Deferred gratification: engineering for high performance garbage collection from the get go

  • Authors:
  • Ivan Jibaja;Stephen M. Blackburn;Mohammad R. Haghighat;Kathryn S. McKinley

  • Affiliations:
  • The University of Texas at Austin;Australian National University;Intel Corporation;The University of Texas at Austin

  • Venue:
  • Proceedings of the 2011 ACM SIGPLAN Workshop on Memory Systems Performance and Correctness
  • Year:
  • 2011

Quantified Score

Hi-index 0.00

Visualization

Abstract

Implementing a new programming language system is a daunting task. A common trap is to punt on the design and engineering of exact garbage collection and instead opt for reference counting or conservative garbage collection (GC). For example, AppleScript™, Perl, Python, and PHP implementers chose reference counting (RC) and Ruby chose conservative GC. Although easier to get working, reference counting has terrible performance and conservative GC is inflexible and performs poorly when allocation rates are high. However, high performance GC is central to performance for managed languages and only becoming more critical due to relatively lower memory bandwidth and higher memory latency of modern architectures. Unfortunately, retrofitting support for high performance collectors later is a formidable software engineering task due to their exact nature. Whether they realize it or not, implementers have three routes: (1) forge ahead with reference counting or conservative GC, and worry about the consequences later; (2) build the language on top of an existing managed runtime with exact GC, and tune the GC to scripting language workloads; or (3) engineer exact GC from the ground up and enjoy the correctness and performance benefits sooner rather than later.

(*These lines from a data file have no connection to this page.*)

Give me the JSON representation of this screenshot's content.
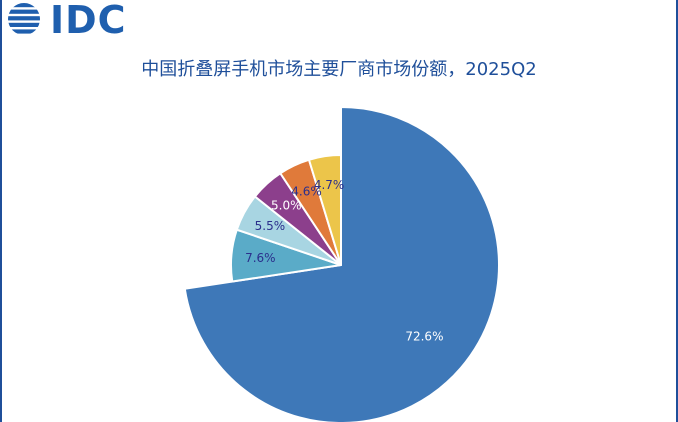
{
  "logo": {
    "text": "IDC"
  },
  "chart_data": {
    "type": "pie",
    "title": "中国折叠屏手机市场主要厂商市场份额，2025Q2",
    "slices": [
      {
        "value": 72.6,
        "label": "72.6%",
        "color": "#3e78b8"
      },
      {
        "value": 7.6,
        "label": "7.6%",
        "color": "#5aabc8"
      },
      {
        "value": 5.5,
        "label": "5.5%",
        "color": "#a8d5e2"
      },
      {
        "value": 5.0,
        "label": "5.0%",
        "color": "#8c3f8c"
      },
      {
        "value": 4.6,
        "label": "4.6%",
        "color": "#e07a3a"
      },
      {
        "value": 4.7,
        "label": "4.7%",
        "color": "#ecc54a"
      }
    ],
    "order": "clockwise from 12 o'clock, largest first; last slice ends at 12 o'clock",
    "label_colors": {
      "light": "#ffffff",
      "dark": "#2b2f8c"
    }
  }
}
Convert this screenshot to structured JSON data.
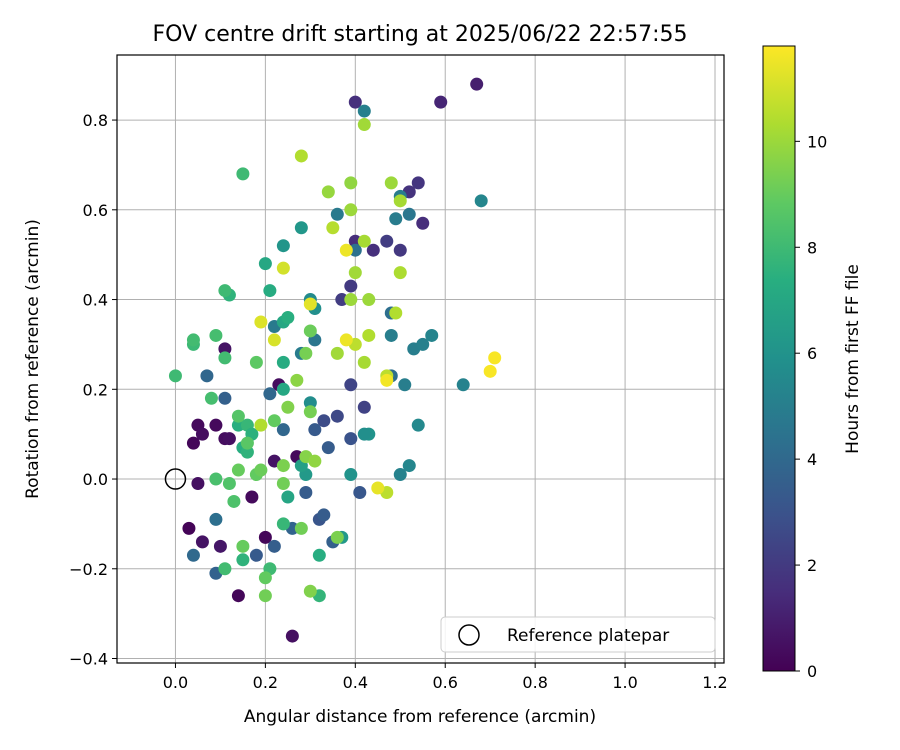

We explore this conundrum using PHP, the most popular server side scripting language. PHP implements reference counting, mirroring scripting languages before it. Because reference counting is incomplete, the implementors must (a) also implement tracing to detect cyclic garbage, or (b) prohibit cyclic data structures, or (c) never reclaim cyclic garbage. PHP chose (a), AppleScript chose (b), and Perl chose (c). We characterize the memory behavior of five typical PHP programs to determine whether their implementation choice was a good one in light of the growing demand for high performance PHP. The memory behavior of these PHP programs is similar to other managed languages, such as Java™ ---they allocate many short lived objects, a large variety of object sizes, and the average allocated object size is small. These characteristics suggest copying generational GC will attain high performance. Language implementers who are serious about correctness and performance need to understand deferred gratification: paying the software engineering cost of exact GC up front will deliver correctness and memory system performance later.